* Miriam Rodrigues Ferreira de Souza
Negligência, numa definição linguística, é o termo usado para designar falta de cuidado ou de aplicação numa determinada situação, tarefa ou ocorrência. Pode ter como sinônimos a inadvertência, a desatenção, a omissão e o descuido. É também uma palavra utilizada para designar a falta de atenção dos familiares diante de situações adversas, para classificar o trabalho ou a responsabilidade de nossos políticos.
Negligência poderia ser aplicada em diversas outras situações, mas em uma circunstância em especial torna-se ainda mais gritante do que nas situações anteriormente mencionadas:a negligência em relação à nossa saúde, ao bem-estar da população, às condições de vida e de sobrevivência.
Existe um grupo de doenças no Brasil que recebe exatamente esta denominação: negligenciadas.
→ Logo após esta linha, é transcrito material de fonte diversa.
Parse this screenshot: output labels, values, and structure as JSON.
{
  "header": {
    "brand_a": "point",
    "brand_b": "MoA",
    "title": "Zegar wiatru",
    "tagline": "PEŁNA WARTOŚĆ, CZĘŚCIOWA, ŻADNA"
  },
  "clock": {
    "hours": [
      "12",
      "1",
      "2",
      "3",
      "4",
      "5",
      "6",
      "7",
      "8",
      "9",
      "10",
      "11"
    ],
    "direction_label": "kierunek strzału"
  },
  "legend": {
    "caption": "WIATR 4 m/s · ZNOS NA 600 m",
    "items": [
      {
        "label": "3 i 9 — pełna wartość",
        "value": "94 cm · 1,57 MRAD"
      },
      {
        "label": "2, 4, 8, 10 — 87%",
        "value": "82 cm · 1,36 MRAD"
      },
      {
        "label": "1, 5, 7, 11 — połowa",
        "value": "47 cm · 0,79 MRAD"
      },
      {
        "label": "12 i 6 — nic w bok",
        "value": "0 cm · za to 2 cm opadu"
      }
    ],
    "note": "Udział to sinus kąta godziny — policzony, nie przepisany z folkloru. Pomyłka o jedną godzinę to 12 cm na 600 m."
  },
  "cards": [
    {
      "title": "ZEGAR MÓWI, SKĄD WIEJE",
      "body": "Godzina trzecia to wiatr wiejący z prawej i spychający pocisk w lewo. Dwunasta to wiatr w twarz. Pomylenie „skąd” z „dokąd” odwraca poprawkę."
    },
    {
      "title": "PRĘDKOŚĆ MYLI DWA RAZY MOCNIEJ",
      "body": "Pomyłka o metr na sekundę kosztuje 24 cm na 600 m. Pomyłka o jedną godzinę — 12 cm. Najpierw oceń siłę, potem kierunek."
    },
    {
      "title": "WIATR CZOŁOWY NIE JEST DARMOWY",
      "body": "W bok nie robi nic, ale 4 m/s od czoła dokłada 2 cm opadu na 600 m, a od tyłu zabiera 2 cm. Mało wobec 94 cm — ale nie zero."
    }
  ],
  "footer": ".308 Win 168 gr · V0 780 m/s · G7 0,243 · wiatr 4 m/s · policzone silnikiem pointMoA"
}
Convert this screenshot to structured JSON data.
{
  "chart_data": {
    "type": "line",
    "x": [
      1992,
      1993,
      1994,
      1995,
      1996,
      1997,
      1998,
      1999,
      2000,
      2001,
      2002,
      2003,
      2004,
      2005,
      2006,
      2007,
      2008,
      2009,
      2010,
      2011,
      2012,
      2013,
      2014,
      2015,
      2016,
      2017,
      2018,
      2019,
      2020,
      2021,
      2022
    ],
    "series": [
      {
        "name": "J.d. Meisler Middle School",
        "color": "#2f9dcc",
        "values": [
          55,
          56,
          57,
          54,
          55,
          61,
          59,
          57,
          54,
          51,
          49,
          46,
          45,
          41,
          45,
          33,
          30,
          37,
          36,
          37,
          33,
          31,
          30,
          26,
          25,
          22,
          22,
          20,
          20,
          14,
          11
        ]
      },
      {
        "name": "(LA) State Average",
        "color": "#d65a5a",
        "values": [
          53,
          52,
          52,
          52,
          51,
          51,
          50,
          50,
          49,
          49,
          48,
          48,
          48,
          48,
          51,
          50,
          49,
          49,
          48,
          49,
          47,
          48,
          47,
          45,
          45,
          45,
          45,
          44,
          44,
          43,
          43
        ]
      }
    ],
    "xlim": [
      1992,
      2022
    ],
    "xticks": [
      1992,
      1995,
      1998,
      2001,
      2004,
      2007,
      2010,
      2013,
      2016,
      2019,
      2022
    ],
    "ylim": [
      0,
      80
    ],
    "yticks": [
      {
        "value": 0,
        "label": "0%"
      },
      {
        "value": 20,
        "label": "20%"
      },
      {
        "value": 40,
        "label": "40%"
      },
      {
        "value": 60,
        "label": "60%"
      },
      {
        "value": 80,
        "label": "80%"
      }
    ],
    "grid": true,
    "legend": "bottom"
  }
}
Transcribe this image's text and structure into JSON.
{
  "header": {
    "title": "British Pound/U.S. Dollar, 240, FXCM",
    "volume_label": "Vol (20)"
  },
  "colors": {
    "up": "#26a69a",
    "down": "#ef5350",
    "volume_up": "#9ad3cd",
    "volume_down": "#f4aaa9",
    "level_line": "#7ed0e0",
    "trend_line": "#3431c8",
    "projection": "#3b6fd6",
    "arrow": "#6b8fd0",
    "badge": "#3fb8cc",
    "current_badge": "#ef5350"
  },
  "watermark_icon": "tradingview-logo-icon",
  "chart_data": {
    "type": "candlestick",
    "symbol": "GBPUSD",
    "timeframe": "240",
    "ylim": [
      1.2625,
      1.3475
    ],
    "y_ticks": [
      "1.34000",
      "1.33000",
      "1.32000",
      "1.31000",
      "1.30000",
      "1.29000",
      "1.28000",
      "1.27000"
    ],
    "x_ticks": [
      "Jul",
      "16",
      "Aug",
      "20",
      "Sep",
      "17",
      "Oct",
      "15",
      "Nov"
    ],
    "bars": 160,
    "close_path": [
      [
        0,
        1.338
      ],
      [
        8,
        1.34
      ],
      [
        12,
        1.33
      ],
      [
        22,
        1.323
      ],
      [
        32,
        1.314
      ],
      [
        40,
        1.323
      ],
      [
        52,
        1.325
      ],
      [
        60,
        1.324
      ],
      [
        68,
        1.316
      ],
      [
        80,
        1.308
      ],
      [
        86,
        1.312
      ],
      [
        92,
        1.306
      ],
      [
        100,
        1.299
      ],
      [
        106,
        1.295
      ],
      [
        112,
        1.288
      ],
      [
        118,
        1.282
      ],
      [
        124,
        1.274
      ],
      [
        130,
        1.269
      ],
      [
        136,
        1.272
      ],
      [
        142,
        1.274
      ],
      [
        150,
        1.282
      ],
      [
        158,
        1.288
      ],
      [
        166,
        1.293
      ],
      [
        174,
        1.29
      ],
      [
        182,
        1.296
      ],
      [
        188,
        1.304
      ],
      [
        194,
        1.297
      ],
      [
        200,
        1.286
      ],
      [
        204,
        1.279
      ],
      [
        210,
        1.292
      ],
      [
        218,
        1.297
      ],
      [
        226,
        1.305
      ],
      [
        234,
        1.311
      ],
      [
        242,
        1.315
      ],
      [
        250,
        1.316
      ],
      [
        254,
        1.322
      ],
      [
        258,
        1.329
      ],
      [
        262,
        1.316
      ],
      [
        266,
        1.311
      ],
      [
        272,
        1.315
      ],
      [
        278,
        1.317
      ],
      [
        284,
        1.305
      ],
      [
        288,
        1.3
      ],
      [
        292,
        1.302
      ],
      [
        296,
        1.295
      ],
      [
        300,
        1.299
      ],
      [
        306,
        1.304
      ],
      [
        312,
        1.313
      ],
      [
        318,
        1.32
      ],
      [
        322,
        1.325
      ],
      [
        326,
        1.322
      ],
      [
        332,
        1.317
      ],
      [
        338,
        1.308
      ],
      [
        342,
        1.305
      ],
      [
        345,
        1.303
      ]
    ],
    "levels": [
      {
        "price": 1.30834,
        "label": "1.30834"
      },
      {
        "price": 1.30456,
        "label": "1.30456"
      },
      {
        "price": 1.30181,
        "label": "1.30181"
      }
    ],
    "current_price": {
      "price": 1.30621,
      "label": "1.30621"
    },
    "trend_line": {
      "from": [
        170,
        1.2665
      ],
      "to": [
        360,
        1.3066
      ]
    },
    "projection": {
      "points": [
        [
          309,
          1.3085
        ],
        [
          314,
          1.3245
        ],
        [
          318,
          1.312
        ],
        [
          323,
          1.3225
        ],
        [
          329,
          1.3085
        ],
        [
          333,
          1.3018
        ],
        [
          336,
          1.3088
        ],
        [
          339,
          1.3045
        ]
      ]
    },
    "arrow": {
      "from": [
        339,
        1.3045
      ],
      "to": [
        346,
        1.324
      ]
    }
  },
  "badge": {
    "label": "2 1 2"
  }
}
As doenças negligenciadas são classificadas pela FIOCRUZ como “aquelas causadas por agentes infecciosos ou parasitas e são consideradas endêmicas em populações de baixa renda”. Ainda, segundo essa instituição, essas enfermidades apresentam indicadores inaceitáveis e investimentos reduzidos em pesquisas, produção de medicamentos e em seu controle.
Dentre essas doenças estão a malária, doença de Chagas, leishmaniose. Doenças reemergentes, pois estão reaparecendo após anos de notificações como reduzidas. Mesmo ocasionando um número reduzido de infecções, o ressurgimento deve ser considerado um alerta, um problema de saúde pública que necessita de planos de ação eficientes para evitar surtos como o recente ressurgimento da febre amarela silvestre.
Talvez, com a pretensão de não alarmar a população, as informações sobre as ressurgências não estão chegando até à população. Foi preciso que um surto de febre amarela, com diversas mortes, nos alertasse sobre o risco da reemergência da doença e da necessidade de uma campanha ainda mais intensa, não somente de vacinação, mas de informação.
A principal medida profilática da maioria das doenças, que é a informação, não está sendo realizada. Sem contar o fato de que boa parte das doenças de ocorrência no Brasil poderiam ser evitadas inibindo os ciclos dos agentes etiológicos (os parasitas que causam as doenças). Poderia ainda utilizar um sinônimo relatado no início deste texto para tratar de outro exemplo, a palavra omissão. A grande maioria das verminoses, como esquistossomose, que, segundo o Ministério da Saúde, a magnitude de sua prevalência, associada à severidade das formas clínicas e a sua evolução, lhe conferem uma grande relevância como problema de saúde pública, poderiam ser evitadas com saneamento básico, tratamento adequado da água e do esgoto, extremamente precários no Brasil ou até mesmo inexistentes em algumas regiões.
Ainda é possível mencionar aquelas doenças de baixa magnitude, com poder de mortalidade reduzido, que por não causar a morte rápida dos indivíduos, sequer estão efetivamente sendo combatidas. Verminoses como ascaridíase, ancilostomíase, esquistossomose, que podem apresentar quadros graves com comprometimento de órgãos, não são sequer lembradas.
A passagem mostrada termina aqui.